Some properties of r-maximal sets and Q _1,N -reducibility

Abstract

We show that the c.e. \({Q_{1,N}}\)-degrees are not an upper semilattice. We prove that if M is an r-maximal set, A is an arbitrary set and \({M \equiv{}_ {Q_{1,N}}A}\), then \({M\leq{}_{m} A}\).
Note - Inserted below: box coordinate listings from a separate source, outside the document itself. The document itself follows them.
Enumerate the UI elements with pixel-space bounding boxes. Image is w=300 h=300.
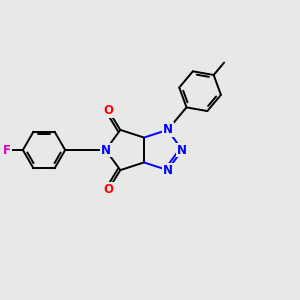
Text: N: N bbox=[177, 143, 187, 157]
Text: N: N bbox=[163, 123, 172, 136]
Text: N: N bbox=[163, 164, 172, 177]
Text: F: F bbox=[3, 143, 11, 157]
Text: N: N bbox=[101, 143, 111, 157]
Text: O: O bbox=[103, 104, 114, 117]
Text: O: O bbox=[103, 183, 114, 196]
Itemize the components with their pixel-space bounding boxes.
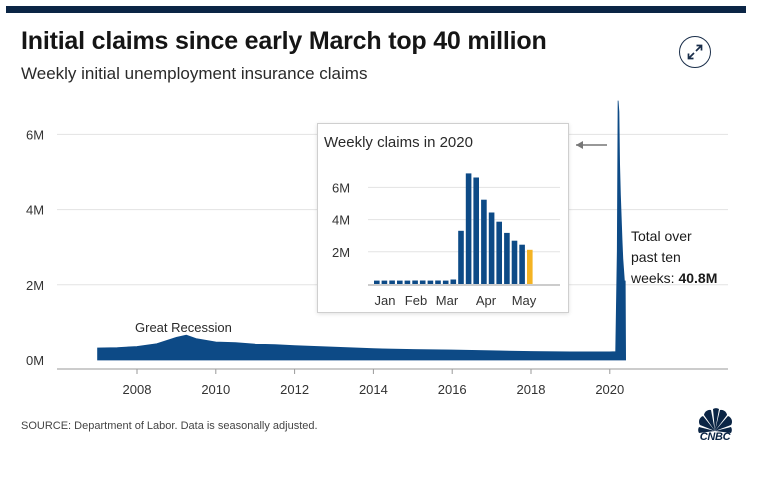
inset-x-tick-label: Apr <box>476 293 497 308</box>
x-tick-label: 2010 <box>201 382 230 397</box>
inset-arrow <box>576 141 607 149</box>
inset-bar <box>374 280 380 284</box>
inset-y-tick-label: 6M <box>332 180 350 195</box>
total-prefix: weeks: <box>631 270 679 286</box>
inset-bar <box>442 280 449 284</box>
total-value: 40.8M <box>678 270 718 286</box>
inset-bar <box>458 230 464 284</box>
source-note: SOURCE: Department of Labor. Data is sea… <box>21 420 318 432</box>
inset-x-tick-label: Jan <box>375 293 396 308</box>
expand-button[interactable] <box>679 36 711 68</box>
inset-bar <box>504 232 510 284</box>
inset-bar <box>465 173 472 284</box>
expand-icon <box>687 44 703 60</box>
inset-bar <box>427 280 434 284</box>
inset-bar <box>412 280 418 284</box>
inset-bar <box>519 244 525 284</box>
inset-y-axis-ticks: 2M 4M 6M <box>332 180 350 259</box>
x-tick-label: 2014 <box>359 382 388 397</box>
y-tick-label: 4M <box>26 203 44 218</box>
claims-area-series <box>97 100 627 361</box>
x-tick-label: 2012 <box>280 382 309 397</box>
y-tick-label: 6M <box>26 127 44 142</box>
total-line-3: weeks: 40.8M <box>631 268 717 289</box>
series-layer <box>97 100 627 361</box>
inset-bar <box>496 221 502 284</box>
x-tick-label: 2016 <box>438 382 467 397</box>
inset-grid-lines <box>368 186 560 286</box>
chart-title: Initial claims since early March top 40 … <box>21 27 547 55</box>
inset-chart-panel: Weekly claims in 2020 2M 4M 6M Jan Feb Mar Ap… <box>317 123 569 313</box>
inset-bar <box>473 177 479 284</box>
inset-bar <box>527 249 533 284</box>
total-line-1: Total over <box>631 228 692 244</box>
inset-x-tick-label: May <box>512 293 537 308</box>
inset-bar <box>435 280 441 284</box>
inset-x-tick-label: Feb <box>405 293 427 308</box>
inset-bar <box>381 280 388 284</box>
inset-bar <box>404 280 411 284</box>
inset-bar <box>397 280 403 284</box>
inset-bar <box>481 199 487 284</box>
inset-bar <box>389 280 395 284</box>
y-tick-label: 0M <box>26 353 44 368</box>
inset-y-tick-label: 4M <box>332 213 350 228</box>
total-line-2: past ten <box>631 249 681 265</box>
inset-bars <box>374 173 533 284</box>
y-tick-label: 2M <box>26 278 44 293</box>
inset-title: Weekly claims in 2020 <box>324 134 473 151</box>
x-axis-ticks: 2008 2010 2012 2014 2016 2018 2020 <box>123 369 624 397</box>
inset-chart: 2M 4M 6M Jan Feb Mar Apr May <box>332 173 560 308</box>
x-tick-label: 2018 <box>517 382 546 397</box>
chart-subtitle: Weekly initial unemployment insurance cl… <box>21 64 368 83</box>
x-tick-label: 2008 <box>123 382 152 397</box>
total-annotation: Total over past ten weeks: 40.8M <box>631 226 717 289</box>
y-axis-ticks: 0M 2M 4M 6M <box>26 127 44 368</box>
inset-bar <box>450 279 457 284</box>
inset-bar <box>419 280 426 284</box>
cnbc-logo-text: CNBC <box>699 431 731 443</box>
top-accent-bar <box>6 6 746 13</box>
inset-x-tick-label: Mar <box>436 293 459 308</box>
cnbc-peacock-icon <box>698 408 733 433</box>
inset-bar <box>511 240 518 284</box>
inset-bar <box>488 212 495 284</box>
inset-x-axis-ticks: Jan Feb Mar Apr May <box>375 293 537 308</box>
great-recession-label: Great Recession <box>135 320 232 335</box>
x-tick-label: 2020 <box>595 382 624 397</box>
inset-y-tick-label: 2M <box>332 245 350 260</box>
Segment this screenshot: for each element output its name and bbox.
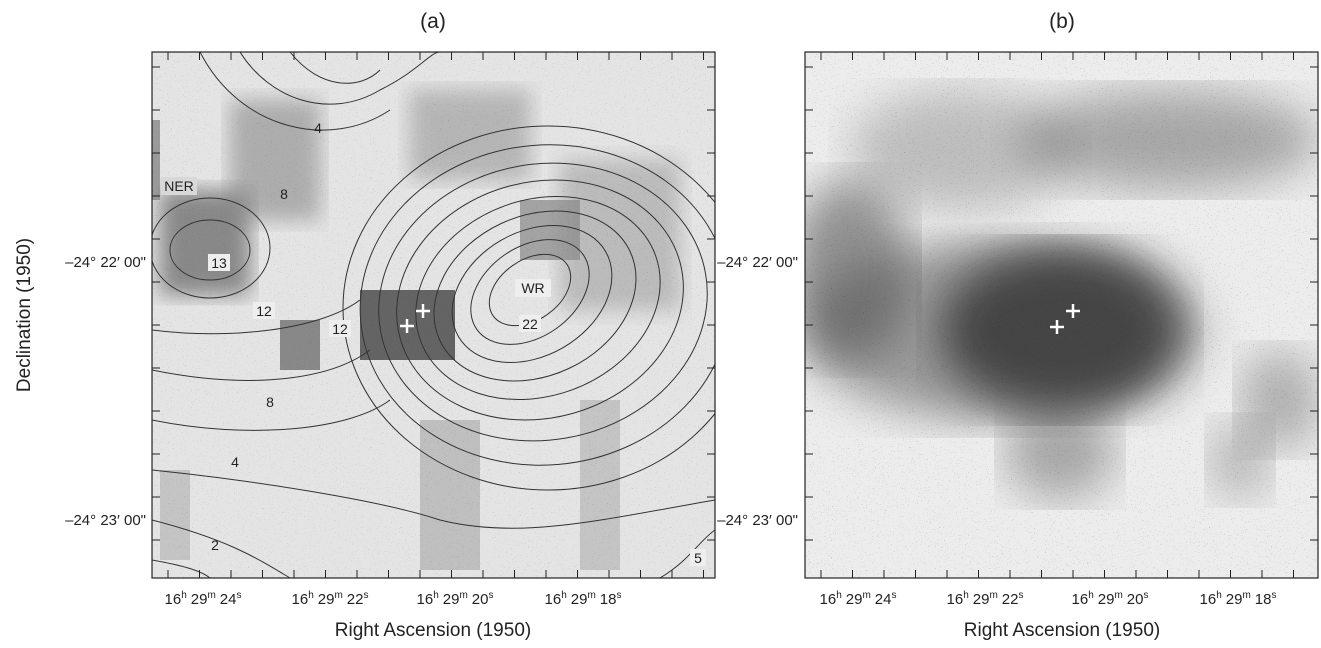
annotation-text: 4 [231, 454, 239, 470]
annotation: 5 [690, 549, 706, 566]
x-tick-label: 16h 29m 24s [165, 590, 242, 608]
x-tick-label: 16h 29m 18s [545, 590, 622, 608]
number: 16 [820, 591, 837, 608]
unit: h [561, 590, 567, 601]
number: 16 [947, 591, 964, 608]
unit: s [1271, 590, 1276, 601]
number: 16 [165, 591, 182, 608]
number: 16 [545, 591, 562, 608]
y-tick-label: –24° 22′ 00" [717, 254, 798, 271]
image [152, 52, 715, 578]
annotation: 22 [519, 315, 541, 332]
unit: s [616, 590, 621, 601]
annotation: 8 [266, 394, 274, 410]
number: 16 [417, 591, 434, 608]
number: 16 [292, 591, 309, 608]
annotation-text: 8 [280, 186, 288, 202]
x-axis-label: Right Ascension (1950) [964, 620, 1160, 641]
annotation-text: WR [521, 280, 544, 296]
panel-title: (a) [420, 10, 446, 33]
unit: s [363, 590, 368, 601]
annotation-text: 13 [211, 255, 227, 271]
annotation: 12 [253, 302, 275, 319]
number: 29 [443, 591, 460, 608]
unit: h [1216, 590, 1222, 601]
number: 20 [472, 591, 489, 608]
unit: m [1114, 590, 1122, 601]
x-axis-label: Right Ascension (1950) [335, 620, 531, 641]
number: 29 [1226, 591, 1243, 608]
unit: m [862, 590, 870, 601]
unit: m [989, 590, 997, 601]
unit: s [1143, 590, 1148, 601]
annotation-text: NER [164, 178, 194, 194]
number: 22 [1002, 591, 1019, 608]
annotation-text: 12 [332, 321, 348, 337]
number: 16 [1072, 591, 1089, 608]
annotation: 12 [329, 320, 351, 337]
unit: m [207, 590, 215, 601]
annotation-text: 12 [256, 303, 272, 319]
number: 29 [846, 591, 863, 608]
x-tick-label: 16h 29m 22s [292, 590, 369, 608]
number: 29 [318, 591, 335, 608]
number: 29 [571, 591, 588, 608]
x-tick-label: 16h 29m 18s [1200, 590, 1277, 608]
panel-b: (b) –24° 22′ 00" –24° 23′ 00" 16h 29m 24s 1… [717, 10, 1319, 641]
annotation: 4 [231, 454, 239, 470]
unit: h [1088, 590, 1094, 601]
unit: m [334, 590, 342, 601]
x-tick-label: 16h 29m 22s [947, 590, 1024, 608]
y-axis-label: Declination (1950) [14, 238, 35, 392]
unit: s [488, 590, 493, 601]
panel-title: (b) [1049, 10, 1075, 33]
annotation-text: 2 [211, 537, 219, 553]
unit: h [963, 590, 969, 601]
number: 24 [875, 591, 892, 608]
unit: h [308, 590, 314, 601]
y-tick-label: –24° 22′ 00" [65, 254, 146, 271]
annotation: 13 [208, 254, 230, 271]
number: 18 [600, 591, 617, 608]
x-tick-label: 16h 29m 20s [1072, 590, 1149, 608]
number: 16 [1200, 591, 1217, 608]
number: 29 [973, 591, 990, 608]
annotation-text: 22 [522, 316, 538, 332]
y-tick-label: –24° 23′ 00" [65, 512, 146, 529]
annotation: WR [515, 279, 551, 297]
annotation: 4 [314, 120, 322, 136]
number: 22 [347, 591, 364, 608]
number: 29 [1098, 591, 1115, 608]
number: 24 [220, 591, 237, 608]
unit: m [459, 590, 467, 601]
panel-a: (a) [14, 10, 716, 641]
unit: m [1242, 590, 1250, 601]
x-tick-label: 16h 29m 24s [820, 590, 897, 608]
unit: s [891, 590, 896, 601]
unit: h [836, 590, 842, 601]
annotation-text: 8 [266, 394, 274, 410]
unit: m [587, 590, 595, 601]
y-tick-label: –24° 23′ 00" [717, 512, 798, 529]
unit: h [433, 590, 439, 601]
x-tick-label: 16h 29m 20s [417, 590, 494, 608]
annotation: 8 [280, 186, 288, 202]
number: 20 [1127, 591, 1144, 608]
annotation: NER [161, 177, 197, 195]
number: 29 [191, 591, 208, 608]
annotation-text: 4 [314, 120, 322, 136]
annotation-text: 5 [694, 550, 702, 566]
unit: s [1018, 590, 1023, 601]
number: 18 [1255, 591, 1272, 608]
annotation: 2 [211, 537, 219, 553]
unit: s [236, 590, 241, 601]
image [805, 52, 1318, 578]
unit: h [181, 590, 187, 601]
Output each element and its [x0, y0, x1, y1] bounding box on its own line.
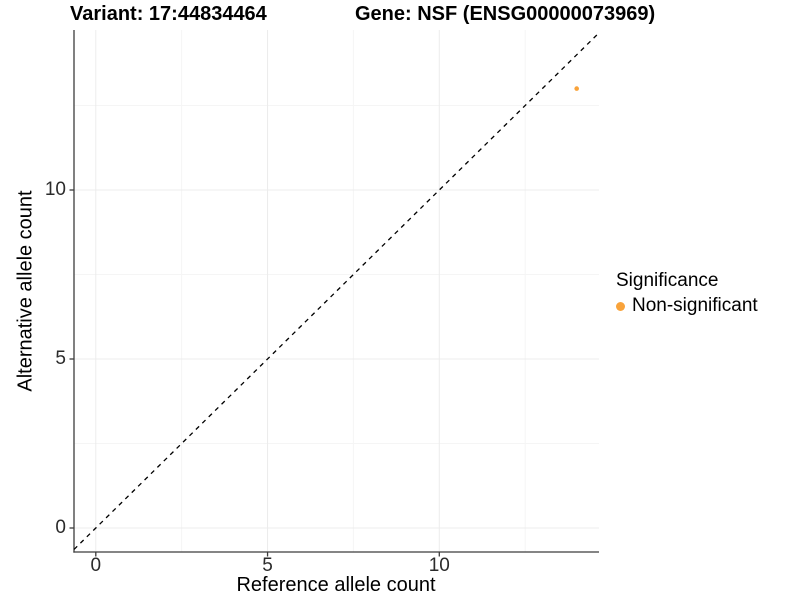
- y-tick-label: 5: [55, 348, 66, 369]
- legend-title: Significance: [616, 270, 719, 291]
- identity-line: [73, 32, 600, 550]
- x-axis-title: Reference allele count: [236, 574, 436, 596]
- plot-title-variant: Variant: 17:44834464: [70, 3, 267, 25]
- y-tick-label: 10: [44, 179, 66, 200]
- y-tick-label: 0: [55, 517, 66, 538]
- x-tick-label: 10: [428, 555, 450, 576]
- plot-title-gene: Gene: NSF (ENSG00000073969): [355, 3, 656, 25]
- data-point: [574, 86, 579, 91]
- legend-point-icon: [616, 301, 625, 311]
- x-tick-label: 0: [90, 555, 102, 576]
- x-tick-label: 5: [262, 555, 273, 576]
- legend: Significance Non-significant: [616, 270, 758, 317]
- legend-item: Non-significant: [616, 295, 758, 317]
- legend-item-label: Non-significant: [632, 295, 758, 316]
Also, if M ₁ and M ₂ are r-maximal sets, A and B are major subsets of M ₁ and M ₂, respectively, and \({M_{1}{\setminus} A\equiv{}_{Q_{1,N}}M_{2}{\setminus} B}\), then \({M_{1}{\setminus}A\equiv{}_{m}M_{2}{\setminus} B}\). If M ₁ and M ₂ are r-maximal sets and \({M_{1}^{0},\,M_{1}^{1}}\) and \({M_{2}^{0},\,M_{2}^{1}}\) are nontrivial splittings of M ₁ and M ₂, respectively, then \({M_{1}^{0} \equiv{}_{Q_{1,N}}M_{2}^{0}}\) if and only if \({M_{1}^{0} \equiv{}_{1}M_{2}^{0}}\). From this result follows that if A and B are Friedberg splitting of an r-maximal set, then the \({Q_{1,N}}\)-degree of \({A\,(Q_{1,N}}\)-degree of B) contains only one c.e. 1-degree.